2) Conflict: This is where the character meets all kinds of problems with his or her plans. Maybe there’s someone else out to steal that priceless ruby, or your passive character gets thrown into situations in which he or she can’t possibly survive without acting. Either way, this is the meat of the story—who wants to read something without conflict? It’s also the setup for the next step, in which we learn much more about the character…

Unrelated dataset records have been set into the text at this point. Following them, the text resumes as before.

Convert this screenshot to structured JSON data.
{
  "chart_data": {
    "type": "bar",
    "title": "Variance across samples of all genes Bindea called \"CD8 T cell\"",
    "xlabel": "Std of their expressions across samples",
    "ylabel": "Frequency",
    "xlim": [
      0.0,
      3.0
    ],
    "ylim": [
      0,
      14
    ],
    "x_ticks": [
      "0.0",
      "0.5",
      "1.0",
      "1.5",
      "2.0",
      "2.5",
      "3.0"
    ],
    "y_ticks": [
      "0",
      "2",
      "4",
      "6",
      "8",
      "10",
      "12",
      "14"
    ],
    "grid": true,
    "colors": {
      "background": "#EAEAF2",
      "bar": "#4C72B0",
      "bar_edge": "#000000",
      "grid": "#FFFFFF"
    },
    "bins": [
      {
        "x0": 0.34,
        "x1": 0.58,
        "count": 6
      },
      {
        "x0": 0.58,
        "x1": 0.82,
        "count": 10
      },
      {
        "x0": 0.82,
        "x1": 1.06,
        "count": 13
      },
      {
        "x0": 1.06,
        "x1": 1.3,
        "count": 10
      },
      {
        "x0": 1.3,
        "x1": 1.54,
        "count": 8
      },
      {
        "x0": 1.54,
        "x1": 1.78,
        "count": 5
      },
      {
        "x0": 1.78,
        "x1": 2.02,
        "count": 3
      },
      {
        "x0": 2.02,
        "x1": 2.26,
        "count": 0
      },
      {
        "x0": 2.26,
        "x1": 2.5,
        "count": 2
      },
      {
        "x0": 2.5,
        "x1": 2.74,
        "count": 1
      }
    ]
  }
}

3) Reaction: This is arguably the most important step in bringing the character’s true personality out. For example, let’s take Jay Gatsby from The Great Gatsby, a book most of us have likely read. Gatsby’s conflict was his love for Daisy, a married woman from his past, and his obsession in winning her over despite her flighty mixed messages and complex dedication to her husband Tom. If Gatsby’s reaction to this conflict was to back down rather than pursue her, would things have wound up differently for Gatsby? Would he not only be alive, but a different person altogether? It’s his (re)actions that make him the mysterious, somewhat pitiful character he is, just as it’s Nick’s somewhat passive (re)actions that make him such a fantastic narrator.
4) Change/Results: (Note: I add “results” to this final step because there does exist a type of “flat” character arc in which the character in question doesn’t technically change, but instead influences other characters. However, listing the numerous kinds of character arcs can get complex and lengthy.) At the conclusion of the story, there should be a takeaway for the reader, and that usually involves a satisfactory resolution with the characters. In most arcs, a character changes for either the better or worse. In order to pull this off successfully, the writer must make the change believable as a result of the character’s goal, conflict, and reaction.
Of course, this arc may seem familiar: it’s very similar to that of plot. This is where many, including myself, argue that plot and character arcs shouldn’t be considered separate. Whether your plot influences your characters or your characters influence your plot (or a healthy mix of the two), there will always be both at play in order to make a cohesive story with a convincing beginning, middle, and end.